Further facile immobilization of enzymes on hydrous metal oxides and use of their immobilization reversibility phenomena for the recovery of peptide antibiotics

Abstract

Practical aspects of the facile immobilization of enzymes on hydrous metal oxides, a well-established means of enzyme-movement restriction, are described. Various enzymes (e.g. glucoamylase, peroxidase, dextranase) have been immobilized by chelation of several hydrous metal oxides, those of titanium(IV) and zirconium(IV) proving to be the most satisfactory for practical purposes. Localization of the gel into a granular form could be achieved successfully with good enzyme-immobilization characteristics by using ion-exchange resin as an internal matrix. The immobilization process was highly efficient for the relative proportions of hydrous oxide to enzyme used, with usually >90% of the available protein being insolubilized.
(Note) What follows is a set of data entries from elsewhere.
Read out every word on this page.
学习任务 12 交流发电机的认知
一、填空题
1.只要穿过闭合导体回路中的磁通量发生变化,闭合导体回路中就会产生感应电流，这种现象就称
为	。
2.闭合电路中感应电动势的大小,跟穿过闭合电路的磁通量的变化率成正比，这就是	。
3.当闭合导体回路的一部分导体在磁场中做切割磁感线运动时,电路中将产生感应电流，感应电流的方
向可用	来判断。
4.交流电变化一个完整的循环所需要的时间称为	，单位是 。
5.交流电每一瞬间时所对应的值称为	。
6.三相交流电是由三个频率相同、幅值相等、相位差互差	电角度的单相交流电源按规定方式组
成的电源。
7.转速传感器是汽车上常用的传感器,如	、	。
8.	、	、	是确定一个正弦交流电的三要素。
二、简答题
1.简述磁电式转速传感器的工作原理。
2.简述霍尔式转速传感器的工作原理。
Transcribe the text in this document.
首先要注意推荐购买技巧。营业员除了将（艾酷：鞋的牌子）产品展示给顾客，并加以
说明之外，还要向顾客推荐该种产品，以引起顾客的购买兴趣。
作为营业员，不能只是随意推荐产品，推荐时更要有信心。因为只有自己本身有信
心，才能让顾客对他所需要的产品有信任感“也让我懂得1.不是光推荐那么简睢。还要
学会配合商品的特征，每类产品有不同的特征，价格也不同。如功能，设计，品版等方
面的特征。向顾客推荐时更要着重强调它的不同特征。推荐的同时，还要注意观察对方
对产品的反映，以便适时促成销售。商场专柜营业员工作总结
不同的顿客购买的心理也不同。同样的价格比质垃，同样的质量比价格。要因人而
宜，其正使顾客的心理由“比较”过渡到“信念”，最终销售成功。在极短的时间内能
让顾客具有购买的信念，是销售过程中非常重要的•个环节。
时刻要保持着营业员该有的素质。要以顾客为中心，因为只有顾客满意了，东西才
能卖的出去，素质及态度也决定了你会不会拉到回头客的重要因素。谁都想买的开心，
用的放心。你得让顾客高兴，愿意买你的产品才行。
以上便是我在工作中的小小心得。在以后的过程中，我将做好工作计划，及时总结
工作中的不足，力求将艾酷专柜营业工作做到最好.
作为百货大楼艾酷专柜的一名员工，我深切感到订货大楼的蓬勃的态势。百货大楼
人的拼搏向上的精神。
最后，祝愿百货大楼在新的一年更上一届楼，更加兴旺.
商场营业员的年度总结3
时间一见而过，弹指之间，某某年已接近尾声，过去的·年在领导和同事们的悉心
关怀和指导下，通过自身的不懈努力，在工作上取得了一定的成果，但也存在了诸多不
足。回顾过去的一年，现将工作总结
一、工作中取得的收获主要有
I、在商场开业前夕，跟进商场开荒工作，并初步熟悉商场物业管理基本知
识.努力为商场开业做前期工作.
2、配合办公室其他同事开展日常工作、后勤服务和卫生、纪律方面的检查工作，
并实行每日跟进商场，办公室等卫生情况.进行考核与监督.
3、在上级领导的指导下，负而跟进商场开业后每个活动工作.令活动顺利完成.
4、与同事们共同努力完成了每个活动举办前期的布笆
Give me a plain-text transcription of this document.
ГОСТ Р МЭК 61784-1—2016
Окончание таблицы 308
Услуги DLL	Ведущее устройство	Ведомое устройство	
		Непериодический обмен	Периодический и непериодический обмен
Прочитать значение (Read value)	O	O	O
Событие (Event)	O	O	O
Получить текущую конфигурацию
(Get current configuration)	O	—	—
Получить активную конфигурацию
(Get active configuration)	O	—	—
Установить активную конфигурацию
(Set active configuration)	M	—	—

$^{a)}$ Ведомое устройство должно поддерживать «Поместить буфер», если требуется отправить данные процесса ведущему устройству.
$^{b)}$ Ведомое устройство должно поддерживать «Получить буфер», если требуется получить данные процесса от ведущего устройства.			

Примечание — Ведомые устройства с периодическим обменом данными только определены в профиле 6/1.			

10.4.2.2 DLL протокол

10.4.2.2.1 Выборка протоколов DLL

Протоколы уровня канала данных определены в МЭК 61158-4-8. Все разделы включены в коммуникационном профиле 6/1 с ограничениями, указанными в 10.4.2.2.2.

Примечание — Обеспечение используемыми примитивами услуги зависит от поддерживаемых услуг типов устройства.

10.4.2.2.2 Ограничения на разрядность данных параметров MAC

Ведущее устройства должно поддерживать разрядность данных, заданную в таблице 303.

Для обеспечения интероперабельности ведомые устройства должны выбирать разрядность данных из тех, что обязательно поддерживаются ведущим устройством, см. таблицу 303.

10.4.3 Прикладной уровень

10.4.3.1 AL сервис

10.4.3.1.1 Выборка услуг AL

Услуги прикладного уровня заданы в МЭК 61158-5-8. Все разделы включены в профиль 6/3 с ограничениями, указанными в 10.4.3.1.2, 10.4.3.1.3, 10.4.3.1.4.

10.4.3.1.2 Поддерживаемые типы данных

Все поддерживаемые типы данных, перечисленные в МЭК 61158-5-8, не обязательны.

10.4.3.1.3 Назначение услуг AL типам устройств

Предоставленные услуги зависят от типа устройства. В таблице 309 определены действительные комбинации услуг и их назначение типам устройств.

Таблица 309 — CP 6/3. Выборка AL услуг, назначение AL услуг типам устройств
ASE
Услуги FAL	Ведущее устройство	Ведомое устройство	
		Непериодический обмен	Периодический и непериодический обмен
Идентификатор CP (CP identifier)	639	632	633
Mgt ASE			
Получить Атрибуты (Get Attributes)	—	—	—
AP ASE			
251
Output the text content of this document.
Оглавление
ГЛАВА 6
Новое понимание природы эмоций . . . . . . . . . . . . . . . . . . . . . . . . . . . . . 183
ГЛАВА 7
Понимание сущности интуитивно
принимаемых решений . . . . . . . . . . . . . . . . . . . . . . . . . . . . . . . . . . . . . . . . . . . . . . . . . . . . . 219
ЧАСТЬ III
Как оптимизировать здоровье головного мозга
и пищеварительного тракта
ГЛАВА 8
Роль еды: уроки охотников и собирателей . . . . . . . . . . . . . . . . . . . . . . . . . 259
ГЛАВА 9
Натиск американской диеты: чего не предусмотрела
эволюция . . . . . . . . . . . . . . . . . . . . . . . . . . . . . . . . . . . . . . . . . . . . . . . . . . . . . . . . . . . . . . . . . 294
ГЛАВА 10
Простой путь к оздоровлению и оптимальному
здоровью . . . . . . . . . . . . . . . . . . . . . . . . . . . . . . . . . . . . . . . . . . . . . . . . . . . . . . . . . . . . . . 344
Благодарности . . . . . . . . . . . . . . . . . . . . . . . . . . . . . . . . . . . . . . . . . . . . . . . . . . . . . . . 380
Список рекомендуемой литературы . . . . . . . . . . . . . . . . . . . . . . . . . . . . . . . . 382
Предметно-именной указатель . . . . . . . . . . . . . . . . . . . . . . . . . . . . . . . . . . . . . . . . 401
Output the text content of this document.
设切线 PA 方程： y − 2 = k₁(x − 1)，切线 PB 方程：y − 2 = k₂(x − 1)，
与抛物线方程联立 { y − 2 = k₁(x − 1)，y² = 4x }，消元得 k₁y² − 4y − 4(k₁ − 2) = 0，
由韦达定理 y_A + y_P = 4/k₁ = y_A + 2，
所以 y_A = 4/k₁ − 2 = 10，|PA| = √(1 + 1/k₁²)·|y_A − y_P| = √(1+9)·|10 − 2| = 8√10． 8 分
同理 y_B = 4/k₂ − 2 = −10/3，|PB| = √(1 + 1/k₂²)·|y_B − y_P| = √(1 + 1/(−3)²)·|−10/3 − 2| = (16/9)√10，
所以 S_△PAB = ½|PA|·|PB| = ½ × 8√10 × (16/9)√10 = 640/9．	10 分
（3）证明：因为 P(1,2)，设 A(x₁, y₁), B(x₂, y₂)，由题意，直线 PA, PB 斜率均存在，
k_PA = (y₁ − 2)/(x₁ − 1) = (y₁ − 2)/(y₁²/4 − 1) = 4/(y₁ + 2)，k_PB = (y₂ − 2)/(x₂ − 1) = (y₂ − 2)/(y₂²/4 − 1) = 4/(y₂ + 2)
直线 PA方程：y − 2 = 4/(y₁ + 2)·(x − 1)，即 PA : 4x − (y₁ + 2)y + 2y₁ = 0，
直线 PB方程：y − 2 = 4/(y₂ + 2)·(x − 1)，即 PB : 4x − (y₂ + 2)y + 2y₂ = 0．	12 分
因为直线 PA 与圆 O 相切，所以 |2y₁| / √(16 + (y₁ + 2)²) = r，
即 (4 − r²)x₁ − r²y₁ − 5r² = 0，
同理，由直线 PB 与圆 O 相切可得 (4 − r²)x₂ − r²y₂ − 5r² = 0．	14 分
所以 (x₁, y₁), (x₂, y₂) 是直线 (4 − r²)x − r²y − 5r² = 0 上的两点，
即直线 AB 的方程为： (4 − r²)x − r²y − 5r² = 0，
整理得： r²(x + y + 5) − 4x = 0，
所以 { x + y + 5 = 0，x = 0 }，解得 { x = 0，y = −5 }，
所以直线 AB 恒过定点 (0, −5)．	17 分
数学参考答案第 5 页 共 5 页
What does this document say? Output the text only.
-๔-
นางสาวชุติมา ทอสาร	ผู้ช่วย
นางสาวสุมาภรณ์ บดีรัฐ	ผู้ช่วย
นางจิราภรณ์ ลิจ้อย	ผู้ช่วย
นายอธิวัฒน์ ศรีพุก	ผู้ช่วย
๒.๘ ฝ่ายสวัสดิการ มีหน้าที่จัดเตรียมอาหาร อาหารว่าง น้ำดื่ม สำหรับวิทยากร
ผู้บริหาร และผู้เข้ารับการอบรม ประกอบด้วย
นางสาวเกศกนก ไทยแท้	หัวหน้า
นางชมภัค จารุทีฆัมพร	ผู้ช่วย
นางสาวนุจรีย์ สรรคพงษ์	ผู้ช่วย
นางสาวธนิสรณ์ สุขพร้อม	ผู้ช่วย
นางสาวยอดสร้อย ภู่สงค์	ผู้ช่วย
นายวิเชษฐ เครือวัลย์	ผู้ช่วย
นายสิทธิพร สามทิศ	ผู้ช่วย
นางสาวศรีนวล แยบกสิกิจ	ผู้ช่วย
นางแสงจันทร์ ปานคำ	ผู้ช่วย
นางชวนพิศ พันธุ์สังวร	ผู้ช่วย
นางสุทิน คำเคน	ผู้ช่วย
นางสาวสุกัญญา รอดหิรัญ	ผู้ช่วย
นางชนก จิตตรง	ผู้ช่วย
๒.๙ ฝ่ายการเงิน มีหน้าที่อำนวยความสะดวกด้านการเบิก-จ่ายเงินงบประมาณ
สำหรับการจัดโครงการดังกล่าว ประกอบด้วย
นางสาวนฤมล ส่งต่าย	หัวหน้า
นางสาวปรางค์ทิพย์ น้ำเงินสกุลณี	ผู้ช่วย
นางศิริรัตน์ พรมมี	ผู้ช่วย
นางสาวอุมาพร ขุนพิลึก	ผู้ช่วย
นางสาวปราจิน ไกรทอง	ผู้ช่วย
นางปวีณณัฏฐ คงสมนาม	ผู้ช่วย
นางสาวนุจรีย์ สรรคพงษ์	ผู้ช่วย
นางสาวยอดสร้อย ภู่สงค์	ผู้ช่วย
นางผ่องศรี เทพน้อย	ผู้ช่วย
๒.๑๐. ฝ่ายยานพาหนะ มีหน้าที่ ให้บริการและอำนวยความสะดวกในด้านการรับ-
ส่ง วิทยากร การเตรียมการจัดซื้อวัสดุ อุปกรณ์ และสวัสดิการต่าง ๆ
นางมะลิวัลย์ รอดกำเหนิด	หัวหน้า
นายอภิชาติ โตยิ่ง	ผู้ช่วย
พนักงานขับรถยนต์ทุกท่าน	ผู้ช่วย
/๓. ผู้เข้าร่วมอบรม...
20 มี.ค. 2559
Retention of enzyme activity was generally very good and was stable to reuse and to conventional buffer conditions. Activities of the immobilized enzymes were partially stable to lyophilization or drying of the hydrous oxide gels. Modification of the hydrous metal oxide surface by drying or treatment with phosphate or carbonate led to a decrease in complexing ability. The effect of carbonate can be circumvented by lowering the pH of the solution to around 5 and removing any carbon dioxide formed, by aeration. Such treatment allowed compounds to chelate to hydrous zirconium oxide(IV) in the presence of carbonate and therefore the hydrous oxide could be applied successfully to the concentration of peptide antibiotics from the fermentation medium in which they are being produced, including production at low concentrations.